Let $f(t):=\int_0^{\pi/2} \arccos\frac{t-\tan^2x}{t+\tan^2x}\,dx$, for $0\leq t\leq 1$. I would like to differentiate $f$ with respect to $t$ by taking the partial of the integrand:
$$
f'(t)
= \int_0^{\pi/2}\frac{\partial}{\partial t}
\left(\arccos\frac{t-\tan^2x}{t+\tan^2x}\right)\,dx
= -\int_0^{\pi/2} \frac{1}{\sqrt{t}}
\frac{\tan x}{t+\tan^2x}\,dx.
$$
I am not sure to be able to fully justify this step, in particular because $x$ can approach $\frac{\pi}2$ (from the left), where $\tan x\rightarrow +\infty$, and $t$ can approach $0$ (from the right), where $\frac 1{\sqrt{t}}\rightarrow +\infty$. Am I allowed to do this differentiation under the integral sign?

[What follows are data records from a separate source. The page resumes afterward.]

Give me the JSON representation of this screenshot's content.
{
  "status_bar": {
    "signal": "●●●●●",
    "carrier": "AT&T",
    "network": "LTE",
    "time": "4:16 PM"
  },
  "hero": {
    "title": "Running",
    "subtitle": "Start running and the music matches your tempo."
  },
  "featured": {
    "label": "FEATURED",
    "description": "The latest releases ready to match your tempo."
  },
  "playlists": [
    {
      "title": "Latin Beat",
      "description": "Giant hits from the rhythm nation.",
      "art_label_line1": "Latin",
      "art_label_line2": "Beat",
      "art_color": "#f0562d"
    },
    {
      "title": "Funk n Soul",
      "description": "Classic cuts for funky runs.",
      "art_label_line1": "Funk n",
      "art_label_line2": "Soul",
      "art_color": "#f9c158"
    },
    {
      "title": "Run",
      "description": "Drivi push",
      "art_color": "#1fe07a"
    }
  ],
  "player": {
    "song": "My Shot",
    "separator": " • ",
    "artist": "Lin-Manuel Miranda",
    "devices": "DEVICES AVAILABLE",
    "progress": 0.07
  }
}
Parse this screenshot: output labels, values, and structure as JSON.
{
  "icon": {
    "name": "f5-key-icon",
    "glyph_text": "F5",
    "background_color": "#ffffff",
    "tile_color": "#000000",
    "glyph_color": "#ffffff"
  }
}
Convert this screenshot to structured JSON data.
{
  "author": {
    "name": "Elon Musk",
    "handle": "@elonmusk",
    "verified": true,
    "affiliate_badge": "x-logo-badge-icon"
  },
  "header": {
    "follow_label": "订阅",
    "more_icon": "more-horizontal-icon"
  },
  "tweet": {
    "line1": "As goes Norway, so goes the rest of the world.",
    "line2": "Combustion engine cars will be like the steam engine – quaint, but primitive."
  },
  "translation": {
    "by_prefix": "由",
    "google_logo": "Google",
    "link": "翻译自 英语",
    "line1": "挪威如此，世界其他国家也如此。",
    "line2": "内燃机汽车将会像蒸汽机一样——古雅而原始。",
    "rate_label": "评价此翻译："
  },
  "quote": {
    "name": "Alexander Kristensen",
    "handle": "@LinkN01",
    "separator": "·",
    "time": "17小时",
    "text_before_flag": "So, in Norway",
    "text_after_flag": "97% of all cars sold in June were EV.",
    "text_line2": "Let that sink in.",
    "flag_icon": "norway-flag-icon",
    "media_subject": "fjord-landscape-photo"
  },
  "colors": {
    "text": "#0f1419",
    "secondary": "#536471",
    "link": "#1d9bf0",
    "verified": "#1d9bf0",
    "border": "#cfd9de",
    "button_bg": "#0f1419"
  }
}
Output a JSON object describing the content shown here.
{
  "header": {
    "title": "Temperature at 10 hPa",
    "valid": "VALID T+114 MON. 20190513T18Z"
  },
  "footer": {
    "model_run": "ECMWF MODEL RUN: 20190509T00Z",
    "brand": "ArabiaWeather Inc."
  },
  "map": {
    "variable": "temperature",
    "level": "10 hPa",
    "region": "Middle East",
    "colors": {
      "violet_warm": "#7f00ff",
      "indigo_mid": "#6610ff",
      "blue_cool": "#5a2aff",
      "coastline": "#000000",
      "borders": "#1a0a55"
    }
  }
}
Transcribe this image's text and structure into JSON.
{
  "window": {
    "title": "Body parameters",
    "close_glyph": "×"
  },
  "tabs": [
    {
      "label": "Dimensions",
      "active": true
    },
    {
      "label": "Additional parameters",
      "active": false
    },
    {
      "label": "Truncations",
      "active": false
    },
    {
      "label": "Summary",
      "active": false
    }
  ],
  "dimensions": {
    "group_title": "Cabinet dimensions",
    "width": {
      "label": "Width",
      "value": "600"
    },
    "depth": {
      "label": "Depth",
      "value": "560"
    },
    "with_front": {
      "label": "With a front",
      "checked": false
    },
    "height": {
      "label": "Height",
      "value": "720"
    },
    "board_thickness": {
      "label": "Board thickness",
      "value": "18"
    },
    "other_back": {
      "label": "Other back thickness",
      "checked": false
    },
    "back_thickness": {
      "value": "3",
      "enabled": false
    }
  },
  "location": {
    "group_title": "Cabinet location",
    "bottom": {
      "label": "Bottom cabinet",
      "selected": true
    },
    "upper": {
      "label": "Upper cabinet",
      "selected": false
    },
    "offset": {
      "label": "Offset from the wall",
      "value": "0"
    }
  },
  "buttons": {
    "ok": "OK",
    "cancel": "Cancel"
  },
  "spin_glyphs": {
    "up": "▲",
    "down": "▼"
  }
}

I also would like to be pointed to some reference about differentiation under the integral sign, for the Riemann integral. Any help would be very appreciated.
Best Answer
Here is an indirect proof, using the fact that integrals are often easier to control than derivatives: Write
$$ k(t, x) = \arccos\left(\frac{t+\tan^2 x}{t-\tan^2 x}\right). $$
Then for each $t > 0$ and $0 < x < \frac{\pi}{2}$, we have the bound
$$ \left| \frac{\partial k}{\partial t} \right| = \frac{1}{t} \cdot \frac{\sqrt{t}\tan x}{t+\tan^2 x} \stackrel{\text{(AM-GM)}}{\leq} \frac{1}{2t}. $$
So if $0 < a < b$, then by the Fundamental Theorem of Calculus (FToC) and the Fubini's Theorem,
\begin{align*} f(b) - f(a) &= \int_{0}^{\frac{\pi}{2}} (k(b, x) - k(a, x)) \mathrm{d}x \\ &= \int_{0}^{\frac{\pi}{2}} \int_{a}^{b} \frac{\partial k}{\partial t} \, \mathrm{d}t\mathrm{d}x \\ &= \int_{a}^{b} \int_{0}^{\frac{\pi}{2}} \frac{\partial k}{\partial t} \, \mathrm{d}x\mathrm{d}t \\ &= \int_{a}^{b} g(t) \mathrm{d}t, \end{align*}
where $g : (0, \infty) \to \mathbb{R}$ is defined by
$$ g(t) = \int_{0}^{\frac{\pi}{2}} \frac{\partial k}{\partial t} \, \mathrm{d}x. $$
Since $g$ is continuous, FToC again tells that $f$ is an antiderivative of $g$, and therefore $f$ is differentiable with $f' = g$ as desired.